Destructive Magic

Ellodie Sharp is the most extraordinary person you’ll ever forget. Cursed with her powers permanently in the ‘on’ position, Ellodie causes the people around her to forget her. Abandoned by her parents, she lives in DUMBS with other magically out of control children. Her world is turned upside down when students go missing and she’s enlisted to use her out of control powers to find them.

My Works in Progress

The Search for Magic

When a girl suffering from survivors guilt is thrust into a magic world she never knew existed, she learns she can undo the past that killed her sister, but first, she must sacrifice her soul.

Out of Time

When a prisoner on the run, hides in a world with fragmented time, he becomes a reluctant time traveller and the only one who can save the inhabitants from annihilation, but only if he chooses to stop running.

Destructive Magic

YA Fantasy

Ellodie is the most extraordinary person you’ll ever forget.

Querying

Destructive Magic

Writing Destructive Magic was a fun experience that I’m pretty sure I did three times. I love writing new stories. The characters are new and fresh and can do anything and go anywhere. Revision is more stressful because you have lives and words on the page but you know you can’t keep everything. Revision is literally re-envisioning your story which means that maybe by the time you truly type THE END, nothing from the first draft will have survived. Tender moments, exhilarating action will lie in a discarded folder because they didn’t serve the story. There is grief in deleting those moments. But if you can get over the pain of deleting, then the story is made better, more than better. It’s where the magic of story happens.

What was hard about writing Destructive Magic was that 90% of the book was rewritten from a blank page in draft 5 (also in draft 3 but that was somehow less painful). It would have been nice if I’d plotted it out perfectly the first time, but for this story, that wasn’t possible. Each rewrite led to story I didn’t know was there. Led to hidden moments that have made it into my current draft (draft 7). Not to mention that as I added new plot lines and removed others, everything changed— characters, settings, tone—giving birth to new scenes. I just had to roll with those changes. But I’m happy with the story in draft 5. However, revision doesn’t end there. After that, there are scenes to tighten up, language to polish, words to delete. But I’ve finally finished and so I’ve begun to query. I know there’ll be more changes to make and I’m excited to do them because I know they’ll make the story better, but right now, I’m happy.

The Search for Magic

YA Fantasy.

Ashlin discovers if she just plays along with the crazy world she’s stumbled into, she can rewind time and save her sister from the accident that killed her.

Middle of Draft 2

The Search for MagiC

Writing The Search for Magic was the easier book so far to write. I don’t know if writing it after both Destructive Magic and Out of Time made it easier to write because I’m a better writer but I don’t think so.

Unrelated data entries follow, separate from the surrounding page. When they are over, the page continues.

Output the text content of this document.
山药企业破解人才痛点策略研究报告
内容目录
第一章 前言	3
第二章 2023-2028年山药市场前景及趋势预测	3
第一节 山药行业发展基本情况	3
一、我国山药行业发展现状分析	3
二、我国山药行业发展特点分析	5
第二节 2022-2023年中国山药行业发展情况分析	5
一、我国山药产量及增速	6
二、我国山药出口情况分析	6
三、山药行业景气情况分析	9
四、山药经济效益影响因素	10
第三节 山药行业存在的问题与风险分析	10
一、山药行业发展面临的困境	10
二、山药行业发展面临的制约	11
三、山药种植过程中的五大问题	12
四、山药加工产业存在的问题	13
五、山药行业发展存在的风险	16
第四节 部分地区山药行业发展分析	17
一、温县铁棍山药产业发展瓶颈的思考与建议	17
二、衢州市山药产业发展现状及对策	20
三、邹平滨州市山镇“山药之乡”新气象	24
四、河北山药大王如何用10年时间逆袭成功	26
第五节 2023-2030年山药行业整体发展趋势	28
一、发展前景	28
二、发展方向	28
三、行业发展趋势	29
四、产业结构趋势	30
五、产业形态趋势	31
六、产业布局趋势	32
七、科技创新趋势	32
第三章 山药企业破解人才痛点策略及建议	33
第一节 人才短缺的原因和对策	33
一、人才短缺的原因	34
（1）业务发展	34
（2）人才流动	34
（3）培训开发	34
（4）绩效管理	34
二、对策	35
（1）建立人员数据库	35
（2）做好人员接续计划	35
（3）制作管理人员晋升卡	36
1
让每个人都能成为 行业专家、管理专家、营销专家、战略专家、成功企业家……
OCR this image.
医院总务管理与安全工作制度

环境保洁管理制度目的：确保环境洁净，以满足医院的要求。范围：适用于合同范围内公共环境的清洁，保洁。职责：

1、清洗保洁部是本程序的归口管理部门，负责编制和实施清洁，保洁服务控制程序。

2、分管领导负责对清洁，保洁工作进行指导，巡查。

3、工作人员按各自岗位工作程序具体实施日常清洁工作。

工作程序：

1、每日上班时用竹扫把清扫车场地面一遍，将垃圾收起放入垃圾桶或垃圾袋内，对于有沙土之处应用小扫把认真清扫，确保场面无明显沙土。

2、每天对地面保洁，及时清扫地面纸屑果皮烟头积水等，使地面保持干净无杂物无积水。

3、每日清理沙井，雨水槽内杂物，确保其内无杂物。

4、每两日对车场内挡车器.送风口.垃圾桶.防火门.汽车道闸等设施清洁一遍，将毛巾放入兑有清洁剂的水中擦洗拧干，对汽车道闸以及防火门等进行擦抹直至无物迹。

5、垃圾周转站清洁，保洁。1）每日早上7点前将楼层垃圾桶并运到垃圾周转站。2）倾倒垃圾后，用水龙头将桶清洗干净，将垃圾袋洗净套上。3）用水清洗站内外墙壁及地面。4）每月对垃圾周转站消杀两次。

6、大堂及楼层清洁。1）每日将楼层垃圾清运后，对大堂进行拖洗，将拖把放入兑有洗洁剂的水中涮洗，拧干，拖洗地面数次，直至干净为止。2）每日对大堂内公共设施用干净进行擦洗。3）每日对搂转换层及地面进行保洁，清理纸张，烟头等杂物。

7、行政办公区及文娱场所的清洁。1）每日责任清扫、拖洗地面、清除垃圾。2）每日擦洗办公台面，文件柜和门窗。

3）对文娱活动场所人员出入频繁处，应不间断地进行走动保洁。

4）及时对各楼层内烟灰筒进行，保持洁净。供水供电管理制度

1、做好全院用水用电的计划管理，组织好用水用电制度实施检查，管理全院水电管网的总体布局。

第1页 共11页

I think some stories are easier to write.

But saying that, I rewrote the first chapter six times before beginning. Three versions of that first chapter are so different from what ended up in the current draft that it’s unrecognisable. I think perfecting this first chapter made the novel easier to write because the story flowed from that first chapter. Get it wrong there, and tell the wrong story.

I also wrote this first draft differently to Destructive Magic’s first draft. I wrote each scene in a separate file. A weird psychological attempt to make it easier to delete scenes later. And I was right, it was. I wasn’t deleting, I was simply choosing what material I wanted to include. I’m in the middle of the second draft and I’m in a much better place than I was with Destructive Magic. At this point, in Destructive Magic I was still trying to find my story. With The Search for Magic, I have my story pretty much locked down. It’s just a matter of keeping it on track. Yes, I still have to rewrite entire scenes but the idea behind the scene is the same.

I know, though, that the second-half will be harder to edit/compile because there is payoff to consider. I have to pay off what I’ve set up and I’ve got to bring the arc where I want it. But I see it all in my head and I’ve planned it out and I’ve written it in my messy first draft, so all I have to do is stay the course, and it will get done.

When do I hope to finish the second draft? I’m taking it slow because I think fast writing only works for draft one. Revisions should be done slowly. Ideas, scenes, changes need to sit in my head for a little bit. I’m hoping to be done by May.

Out of Time

YA Fantasy

Hiding on a broken world from the people who imprisoned him, Andrew falls in love with the people, who without his help, will be destroyed.

Messy first draft completed.

Out of Time

This book is still in it’s messy first draft form. I wrote it before either of the other two books above. I wrote it before I knew enough about craft to write it. Since then I’ve attended a dozen courses and even more webinars and read a ton of craft books. It’s a fun book with time travel, a romance, intrigue, a war and a baby dragon. I need to reread it and plan it out, then re-write it from a blank page to create a tighter, better paced book with all the new knowledge I’ve gained.